Well, I'm working on a single computer and the full CPython benchmark suite take up to 2 hours in rigorous mode. I just cannot stop working during 2 hours to wait for the result of the benchmark. I like running benchmarks locally. It is convenient to run benchmarks on the same computer used to develop.
The goal here is to "remove the noise of the system". Get the same result on a busy system than an idle system. My simple system_load.py program can be used to increase the system load. For example, run system_load.py 10 in a terminal to get at least a system load of 10 (busy system) and run the benchmark in a different terminal.

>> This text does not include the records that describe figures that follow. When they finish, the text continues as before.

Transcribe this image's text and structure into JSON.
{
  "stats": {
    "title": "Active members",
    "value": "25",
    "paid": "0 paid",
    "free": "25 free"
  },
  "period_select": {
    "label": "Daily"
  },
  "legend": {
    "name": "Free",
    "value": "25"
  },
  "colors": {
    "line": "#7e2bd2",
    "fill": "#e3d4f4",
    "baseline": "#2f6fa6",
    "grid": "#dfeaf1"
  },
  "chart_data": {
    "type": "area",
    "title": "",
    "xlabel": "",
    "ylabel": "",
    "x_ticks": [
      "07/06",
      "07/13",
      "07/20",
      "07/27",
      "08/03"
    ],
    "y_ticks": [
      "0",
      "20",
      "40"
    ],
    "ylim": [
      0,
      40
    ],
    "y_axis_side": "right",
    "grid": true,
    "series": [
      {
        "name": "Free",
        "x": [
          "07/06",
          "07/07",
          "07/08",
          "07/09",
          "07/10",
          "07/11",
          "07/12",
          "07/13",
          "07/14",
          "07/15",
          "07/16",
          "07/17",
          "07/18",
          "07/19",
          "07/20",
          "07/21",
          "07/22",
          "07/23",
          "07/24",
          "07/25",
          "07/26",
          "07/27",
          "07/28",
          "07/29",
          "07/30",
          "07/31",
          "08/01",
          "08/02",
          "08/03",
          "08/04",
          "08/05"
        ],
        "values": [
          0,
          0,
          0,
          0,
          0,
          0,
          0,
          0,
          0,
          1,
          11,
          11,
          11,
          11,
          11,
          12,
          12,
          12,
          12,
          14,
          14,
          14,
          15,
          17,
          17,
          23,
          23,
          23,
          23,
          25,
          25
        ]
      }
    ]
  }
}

Use CTRL+c to stop system_load.py.
In 2016, it is common to get a CPU with multiple physical cores. For example, my Intel CPU has 4 physical cores and 8 logical cores thanks to Hyper-Threading. It is possible to configure the Linux kernel to not schedule processes on some CPUs using the "CPU isolation" feature. It is the isolcpus parameter of the Linux command line, the value is a list of CPUs. Example:
$ cat /sys/devices/system/cpu/isolated 2-3,6-7
If you have Hyper-Threading, you must isolate the two logicial cores of each isolated physical core. You can use the lscpu --all --extended command to identify physical cores. Example:
$ lscpu -a -e CPU NODE SOCKET CORE L1d:L1i:L2:L3 ONLINE MAXMHZ MINMHZ 0 0 0 0 0:0:0:0 yes 5900,0000 1600,0000 1 0 0 1 1:1:1:0 yes 5900,0000 1600,0000 2 0 0 2 2:2:2:0 yes 5900,0000 1600,0000 3 0 0 3 3:3:3:0 yes 5900,0000 1600,0000 4 0 0 0 0:0:0:0 yes 5900,0000 1600,0000 5 0 0 1 1:1:1:0 yes 5900,0000 1600,0000 6 0 0 2 2:2:2:0 yes 5900,0000 1600,0000 7 0 0 3 3:3:3:0 yes 5900,0000 1600,0000
The physical core 0 (CORE column) is made of two logical cores (CPU column): 0 and 4.

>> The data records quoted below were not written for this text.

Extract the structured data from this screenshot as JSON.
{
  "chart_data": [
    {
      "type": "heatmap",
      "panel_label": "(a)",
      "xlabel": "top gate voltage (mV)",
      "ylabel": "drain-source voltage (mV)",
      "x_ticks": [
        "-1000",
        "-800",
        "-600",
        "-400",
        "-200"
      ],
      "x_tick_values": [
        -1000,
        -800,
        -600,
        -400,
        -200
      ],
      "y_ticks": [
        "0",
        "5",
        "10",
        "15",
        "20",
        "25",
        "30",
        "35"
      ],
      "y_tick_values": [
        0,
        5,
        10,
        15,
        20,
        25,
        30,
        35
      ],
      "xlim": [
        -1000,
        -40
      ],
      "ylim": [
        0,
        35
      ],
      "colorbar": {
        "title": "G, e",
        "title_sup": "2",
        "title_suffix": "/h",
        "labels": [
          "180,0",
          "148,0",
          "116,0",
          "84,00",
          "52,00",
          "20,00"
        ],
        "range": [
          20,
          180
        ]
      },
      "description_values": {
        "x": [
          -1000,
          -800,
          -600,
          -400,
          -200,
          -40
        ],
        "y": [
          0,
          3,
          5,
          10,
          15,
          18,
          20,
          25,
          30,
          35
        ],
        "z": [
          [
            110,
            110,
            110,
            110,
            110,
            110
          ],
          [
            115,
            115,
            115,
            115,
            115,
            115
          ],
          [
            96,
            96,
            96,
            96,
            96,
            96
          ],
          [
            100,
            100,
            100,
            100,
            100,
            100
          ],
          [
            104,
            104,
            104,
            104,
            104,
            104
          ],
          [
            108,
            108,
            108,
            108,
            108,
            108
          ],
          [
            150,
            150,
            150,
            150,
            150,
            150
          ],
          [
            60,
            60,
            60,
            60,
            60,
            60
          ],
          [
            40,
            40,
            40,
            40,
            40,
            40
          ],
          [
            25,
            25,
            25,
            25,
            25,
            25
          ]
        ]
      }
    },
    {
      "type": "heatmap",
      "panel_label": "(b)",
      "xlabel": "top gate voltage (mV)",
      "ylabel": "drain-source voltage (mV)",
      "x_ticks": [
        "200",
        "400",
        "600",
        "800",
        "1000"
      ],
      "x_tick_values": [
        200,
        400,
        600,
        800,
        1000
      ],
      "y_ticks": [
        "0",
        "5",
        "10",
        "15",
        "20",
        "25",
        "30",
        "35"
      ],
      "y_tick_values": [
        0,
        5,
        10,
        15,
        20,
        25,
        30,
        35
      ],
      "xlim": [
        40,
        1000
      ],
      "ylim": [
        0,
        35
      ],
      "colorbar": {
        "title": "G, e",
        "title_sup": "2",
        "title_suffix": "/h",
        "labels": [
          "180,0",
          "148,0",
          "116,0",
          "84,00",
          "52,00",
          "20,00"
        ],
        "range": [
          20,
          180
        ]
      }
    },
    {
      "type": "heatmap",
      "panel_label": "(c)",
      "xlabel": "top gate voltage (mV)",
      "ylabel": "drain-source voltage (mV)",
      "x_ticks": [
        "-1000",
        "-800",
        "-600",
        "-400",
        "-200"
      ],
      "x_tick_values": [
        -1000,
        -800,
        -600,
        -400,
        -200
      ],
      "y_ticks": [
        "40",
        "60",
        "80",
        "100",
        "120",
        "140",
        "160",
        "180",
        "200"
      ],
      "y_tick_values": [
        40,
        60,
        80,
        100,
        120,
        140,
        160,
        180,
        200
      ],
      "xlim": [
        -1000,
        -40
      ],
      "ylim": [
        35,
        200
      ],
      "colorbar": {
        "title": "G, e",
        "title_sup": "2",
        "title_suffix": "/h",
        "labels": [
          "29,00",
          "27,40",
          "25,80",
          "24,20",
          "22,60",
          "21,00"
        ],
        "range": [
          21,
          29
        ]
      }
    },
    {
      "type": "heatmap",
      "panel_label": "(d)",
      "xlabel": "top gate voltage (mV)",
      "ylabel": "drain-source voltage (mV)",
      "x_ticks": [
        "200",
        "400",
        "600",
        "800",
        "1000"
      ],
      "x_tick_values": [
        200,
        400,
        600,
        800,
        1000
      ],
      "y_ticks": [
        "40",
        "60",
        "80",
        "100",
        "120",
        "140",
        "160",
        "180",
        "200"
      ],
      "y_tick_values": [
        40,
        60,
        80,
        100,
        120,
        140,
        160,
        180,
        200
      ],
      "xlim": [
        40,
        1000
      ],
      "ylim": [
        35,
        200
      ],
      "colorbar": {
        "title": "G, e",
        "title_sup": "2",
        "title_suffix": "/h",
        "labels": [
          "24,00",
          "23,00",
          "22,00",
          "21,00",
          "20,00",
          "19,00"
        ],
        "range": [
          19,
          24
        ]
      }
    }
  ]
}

By default, the Linux kernel uses a scheduling-clock which interrupts the running application HZ times per second to run the scheduler. HZ is usually between 100 and 1000: time slice between 1 ms and 10 ms.

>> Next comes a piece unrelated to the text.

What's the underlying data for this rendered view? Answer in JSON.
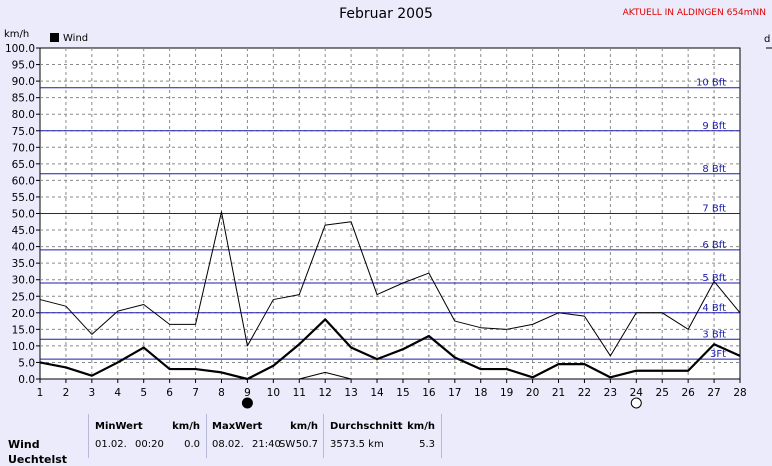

Linux supports a NOHZ mode which is able to disable the scheduling-clock when the system is idle to reduce the power consumption. Linux 3.10 introduces a full ticketless mode, NOHZ full, which is able to disable the scheduling-clock when only one application is running on a CPU.
NOHZ full is disabled by default. It can be enabled with the nohz_full parameter of the Linux command line, the value is a list of CPUs. Example:
$ cat /sys/devices/system/cpu/nohz_full 2-3,6-7
The Linux kernel can also be configured to not run interruptions (IRQ) handlers on some CPUs using /proc/irq/default_smp_affinity and /proc/irq/<number>/smp_affinity files. The value is not a list of CPUs but a bitmask.
The /proc/interrupts file can be read to see the number of interruptions per CPU.
Read the Linux SMP IRQ affinity documentation.
Example of effect of CPU isolation on a microbenchmark
Example with Linux parameters:
Microbenchmark on an idle system (without CPU isolation):
$ python3 -m timeit 'sum(range(10**7))' 10 loops, best of 3: 229 msec per loop
Result on a busy system using system_load.py 10 and find / commands running in other terminals:
$ python3 -m timeit 'sum(range(10**7))' 10 loops, best of 3: 372 msec per loop
The microbenchmark is 56% slower because of the high system load!
Result on the same busy system but using isolated CPUs. The taskset command allows to pin an application to specific CPUs:
$ taskset -c 1,3 python3 -m timeit 'sum(range(10**7))' 10 loops, best of 3: 230 msec per loop
Just to check, new run without CPU isolation:
$ python3 -m timeit 'sum(range(10**7))' 10 loops, best of 3: 357 msec per loop
The result with CPU isolation on a busy system is the same than the result an idle system! CPU isolation removes most of the noise of the system.
Great job Linux!
Ok! Now, the benchmark is super stable, no? ... Sorry, no, it's not stable yet. I found a lot of other sources of "noise". We will see them in the following articles ;-)